Rush gone from WRKO

D. A. donald_astelle@yahoo.com
Wed May 20 22:08:55 EDT 2015


 
 
 On Wed, 20 May 2015, Donna Halper wrote:
 
 > Rightly or wrongly, Rush Limbaugh's downfall began with
 the Sandra Fluke 
 > fiasco, when he totally misrepresented what Ms. Fluke
 had actually said, and 
 > then attacked her personally by calling her vile names
 for four days.  Yes, 
 > it was lefties who organized a boycott of his sponsors,
 but even some 
 > moderate Republicans and MANY businesses were
 increasingly uncomfortable with 
 > the hatefulness of his rant and how long it went on --
 it was well over the 
 > line from satire or political commentary, and a few
 rightie bloggers, who at 
 > first were in favor of attacking Ms. Fluke because she
 was an advocate for 
 > "Obamacare," quickly saw that this was becoming a
 problem and said he ought 
 > to back off.  He didn't.  
 
 
 On Wed, 20 May 2015, Rob Landry wrote:

>> I'm not sure of that.
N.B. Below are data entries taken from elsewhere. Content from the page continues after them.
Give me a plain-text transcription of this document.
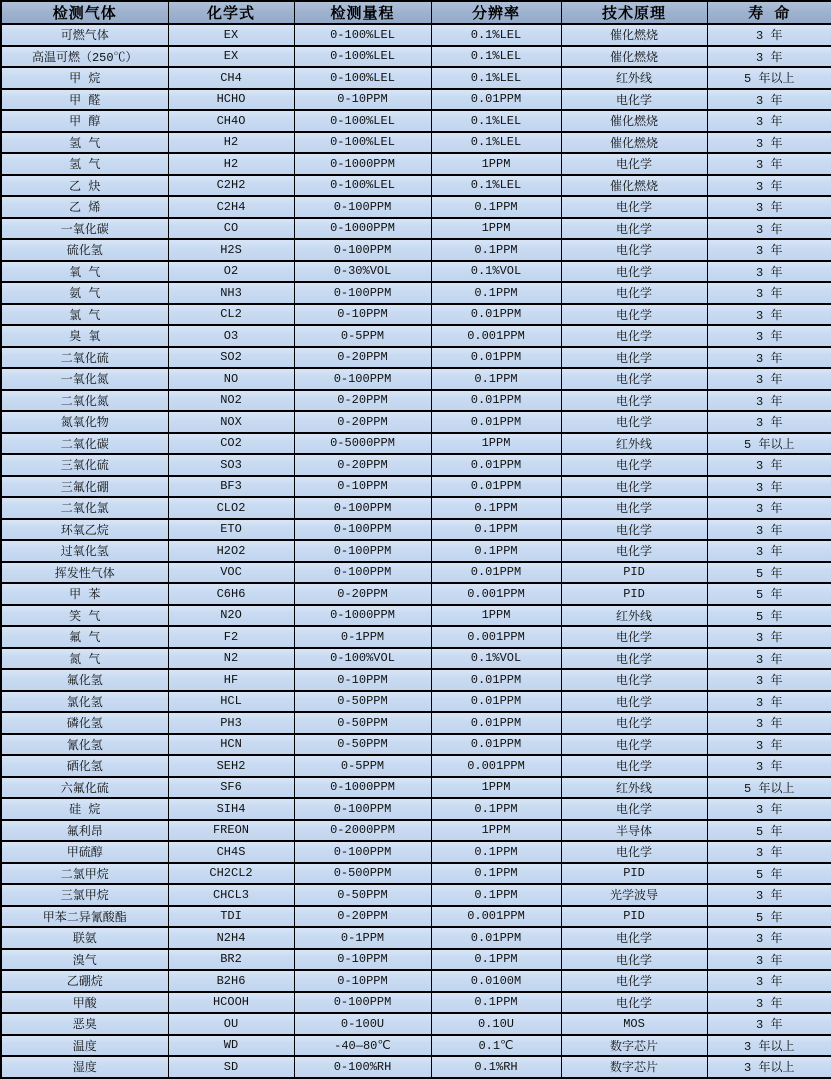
检测气体	化学式	检测量程	分辨率	技术原理	寿 命
可燃气体	EX	0-100%LEL	0.1%LEL	催化燃烧	3 年
高温可燃（250℃）	EX	0-100%LEL	0.1%LEL	催化燃烧	3 年
甲 烷	CH4	0-100%LEL	0.1%LEL	红外线	5 年以上
甲 醛	HCHO	0-10PPM	0.01PPM	电化学	3 年
甲 醇	CH4O	0-100%LEL	0.1%LEL	催化燃烧	3 年
氢 气	H2	0-100%LEL	0.1%LEL	催化燃烧	3 年
氢 气	H2	0-1000PPM	1PPM	电化学	3 年
乙 炔	C2H2	0-100%LEL	0.1%LEL	催化燃烧	3 年
乙 烯	C2H4	0-100PPM	0.1PPM	电化学	3 年
一氧化碳	CO	0-1000PPM	1PPM	电化学	3 年
硫化氢	H2S	0-100PPM	0.1PPM	电化学	3 年
氧 气	O2	0-30%VOL	0.1%VOL	电化学	3 年
氨 气	NH3	0-100PPM	0.1PPM	电化学	3 年
氯 气	CL2	0-10PPM	0.01PPM	电化学	3 年
臭 氧	O3	0-5PPM	0.001PPM	电化学	3 年
二氧化硫	SO2	0-20PPM	0.01PPM	电化学	3 年
一氧化氮	NO	0-100PPM	0.1PPM	电化学	3 年
二氧化氮	NO2	0-20PPM	0.01PPM	电化学	3 年
氮氧化物	NOX	0-20PPM	0.01PPM	电化学	3 年
二氧化碳	CO2	0-5000PPM	1PPM	红外线	5 年以上
三氧化硫	SO3	0-20PPM	0.01PPM	电化学	3 年
三氟化硼	BF3	0-10PPM	0.01PPM	电化学	3 年
二氧化氯	CLO2	0-100PPM	0.1PPM	电化学	3 年
环氧乙烷	ETO	0-100PPM	0.1PPM	电化学	3 年
过氧化氢	H2O2	0-100PPM	0.1PPM	电化学	3 年
挥发性气体	VOC	0-100PPM	0.01PPM	PID	5 年
甲 苯	C6H6	0-20PPM	0.001PPM	PID	5 年
笑 气	N2O	0-1000PPM	1PPM	红外线	5 年
氟 气	F2	0-1PPM	0.001PPM	电化学	3 年
氮 气	N2	0-100%VOL	0.1%VOL	电化学	3 年
氟化氢	HF	0-10PPM	0.01PPM	电化学	3 年
氯化氢	HCL	0-50PPM	0.01PPM	电化学	3 年
磷化氢	PH3	0-50PPM	0.01PPM	电化学	3 年
氰化氢	HCN	0-50PPM	0.01PPM	电化学	3 年
硒化氢	SEH2	0-5PPM	0.001PPM	电化学	3 年
六氟化硫	SF6	0-1000PPM	1PPM	红外线	5 年以上
硅 烷	SIH4	0-100PPM	0.1PPM	电化学	3 年
氟利昂	FREON	0-2000PPM	1PPM	半导体	5 年
甲硫醇	CH4S	0-100PPM	0.1PPM	电化学	3 年
二氯甲烷	CH2CL2	0-500PPM	0.1PPM	PID	5 年
三氯甲烷	CHCL3	0-50PPM	0.1PPM	光学波导	3 年
甲苯二异氰酸酯	TDI	0-20PPM	0.001PPM	PID	5 年
联氨	N2H4	0-1PPM	0.01PPM	电化学	3 年
溴气	BR2	0-10PPM	0.1PPM	电化学	3 年
乙硼烷	B2H6	0-10PPM	0.0100M	电化学	3 年
甲酸	HCOOH	0-100PPM	0.1PPM	电化学	3 年
恶臭	OU	0-100U	0.10U	MOS	3 年
温度	WD	-40—80℃	0.1℃	数字芯片	3 年以上
湿度	SD	0-100%RH	0.1%RH	数字芯片	3 年以上
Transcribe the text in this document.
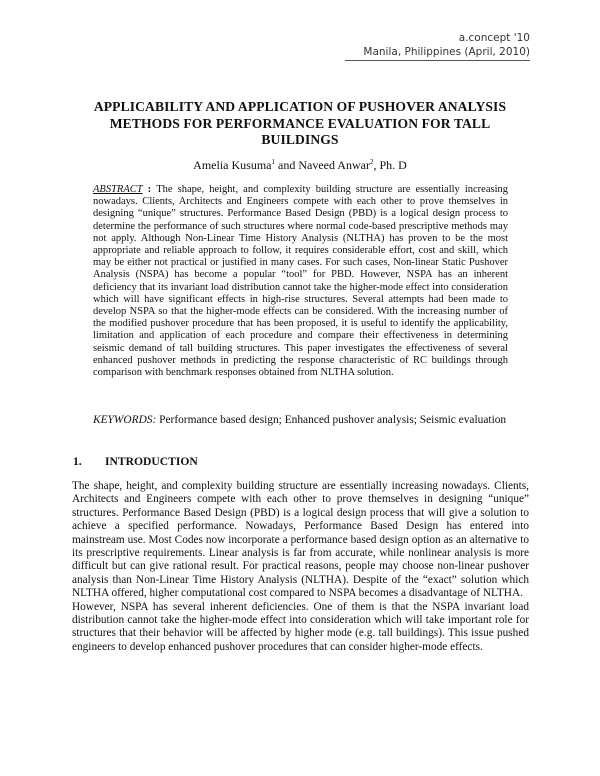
a.concept '10
Manila, Philippines (April, 2010)
APPLICABILITY AND APPLICATION OF PUSHOVER ANALYSIS METHODS FOR PERFORMANCE EVALUATION FOR TALL BUILDINGS
Amelia Kusuma$^1$ and Naveed Anwar$^2$, Ph. D
ABSTRACT : The shape, height, and complexity building structure are essentially increasing nowadays. Clients, Architects and Engineers compete with each other to prove themselves in designing “unique” structures. Performance Based Design (PBD) is a logical design process to determine the performance of such structures where normal code-based prescriptive methods may not apply. Although Non-Linear Time History Analysis (NLTHA) has proven to be the most appropriate and reliable approach to follow, it requires considerable effort, cost and skill, which may be either not practical or justified in many cases. For such cases, Non-linear Static Pushover Analysis (NSPA) has become a popular “tool” for PBD. However, NSPA has an inherent deficiency that its invariant load distribution cannot take the higher-mode effect into consideration which will have significant effects in high-rise structures. Several attempts had been made to develop NSPA so that the higher-mode effects can be considered. With the increasing number of the modified pushover procedure that has been proposed, it is useful to identify the applicability, limitation and application of each procedure and compare their effectiveness in determining seismic demand of tall building structures. This paper investigates the effectiveness of several enhanced pushover methods in predicting the response characteristic of RC buildings through comparison with benchmark responses obtained from NLTHA solution.
KEYWORDS: Performance based design; Enhanced pushover analysis; Seismic evaluation
1. INTRODUCTION

The shape, height, and complexity building structure are essentially increasing nowadays. Clients, Architects and Engineers compete with each other to prove themselves in designing “unique” structures. Performance Based Design (PBD) is a logical design process that will give a solution to achieve a specified performance. Nowadays, Performance Based Design has entered into mainstream use. Most Codes now incorporate a performance based design option as an alternative to its prescriptive requirements. Linear analysis is far from accurate, while nonlinear analysis is more difficult but can give rational result. For practical reasons, people may choose non-linear pushover analysis than Non-Linear Time History Analysis (NLTHA). Despite of the “exact” solution which NLTHA offered, higher computational cost compared to NSPA becomes a disadvantage of NLTHA.

However, NSPA has several inherent deficiencies. One of them is that the NSPA invariant load distribution cannot take the higher-mode effect into consideration which will take important role for structures that their behavior will be affected by higher mode (e.g. tall buildings). This issue pushed engineers to develop enhanced pushover procedures that can consider higher-mode effects.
My impression is that most advertisers
 don't 
 particularly care what someone does on the air as long as it
 attracts ears 
 to their messages. The people in the "boycott Rush" movement
 are not, as 
 far as I can tell, in his target demographic, which is
 working-class white 
 men. He never did anything to alienate his target audience
 or give them 
 any reason not to patronize his sponsors.<<



I would agree with Rob...I don't believe he went on "for days" calling her "vile names".  

He made a reference to what people call a woman who wants to be paid/reimbursed for sex.  

Bad judgement?  Quite possibly.  But that was a one-time thing.  

I don't believe the "boycott Rush" really did anything, except spread disinformation about how Rush calls people "vile names" and is so "hateful".  His listeners didn't care about any boycott.  

And when he gets dropped from a LOCAL station, it has little to do with national campaigns or national spot sales.

Stations were paying cash for the program...and it has gotten to the point where stations reconsidered the ROI on the cost of keeping it...and the marketplace has tilted.  

I do love how liberals are tickled with glee and attributing all sorts of philosophical reasons why the show has been removed from a few major stations.  

"See, I told you he wouldn't last!"  After, what? a 30+year run?  You've been holding that "see I told you so" for 30 years?  ;-)


As Rob said:  "Every dog has his day. The sun is setting on Rush"

No big reasons, he had his days (years) in the sun, he has peaked (along with AM radio), and the sun might indeed be setting on his radio career...but man, what a career it's been!